My dislike for the creepy, scary holiday stems from a few things that happened in my childhood that I would like to address so Halloween lovers can have an easier time understanding where I am coming from.
At six years old, my grandmother made popcorn balls for all the trick-or-treaters that came to my house. They were loved by all the neighborhood kids and my house quickly became a mandatory stop on everyone’s candy-driven neighborhood tour. I went with my parents to trick-or-treat with my brothers, and when we got back all the popcorn balls were gone. I went on with my night and was getting ready for bed when I heard a little knock on the door. My mom answered and there was a little boy, close to my age, that had come to the door by himself hoping for a popcorn ball. He was sadly disappointed when we did not have any left, and my six-year-old brain was filled with so much sympathy for that little boy that I sobbed my eyes out for the rest of the night. It still makes my heart break and I get choked up about it even still. Halloween is filled with disappointed children and sad, cold nights walking home without popcorn balls.
When I was seven years old, a family friend had a huge Halloween party complete with a haunted maze through the woods behind their house.

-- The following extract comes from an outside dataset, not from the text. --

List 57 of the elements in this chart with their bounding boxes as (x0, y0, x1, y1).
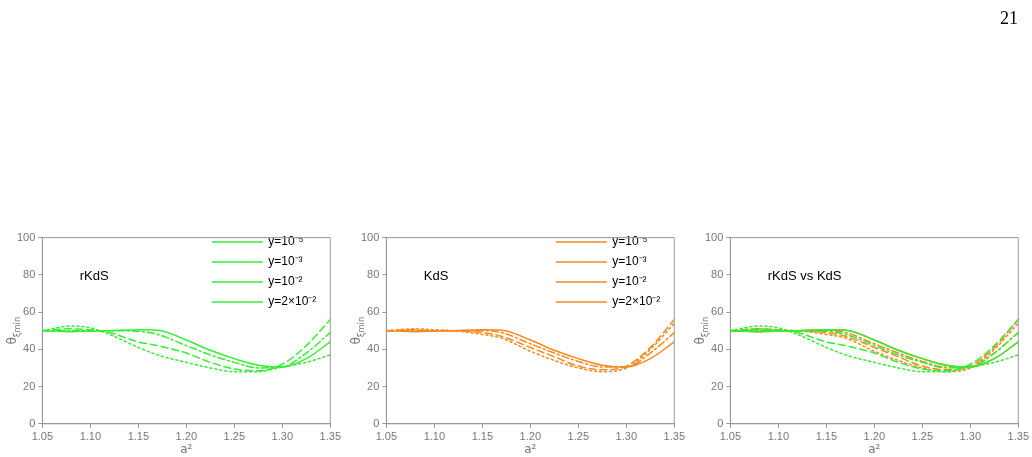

Once it was dark, my family decided we should all walk through the maze to get the most from our night. About five feet into the maze, there was a jump scare that knocked me to the ground screaming for mercy. The teenage boy quickly took off his mask and apologized, thinking I would calm down. However, there was no calming down for seven-year-old me, who couldn’t shake the scare. My whole family had to leave the party, and to this day I do not understand why anyone on this Earth enjoys getting scared and having a rush of adrenaline so strong that your body goes into fight-or-flight mode.
To me, there is no reason to celebrate such a trivial holiday like Halloween. There is no joy brought by eating so much candy that your stomach aches, getting scared so much you can’t sleep and being frozen like an ice block from being outside during the cold weather. My Halloween night consists of warm apple cider, cheesy (and, more importantly, not scary) Disney Halloween movies and laying on my couch in sweatpants and a Halloween shirt that my mom forces me to wear because it’s her favorite holiday. There isn’t even a true meaning behind Halloween, unless you want to go the old-timey route and invite demons into your house to haunt you for the rest of time. If that’s the case, go right ahead. Less nightmares for me.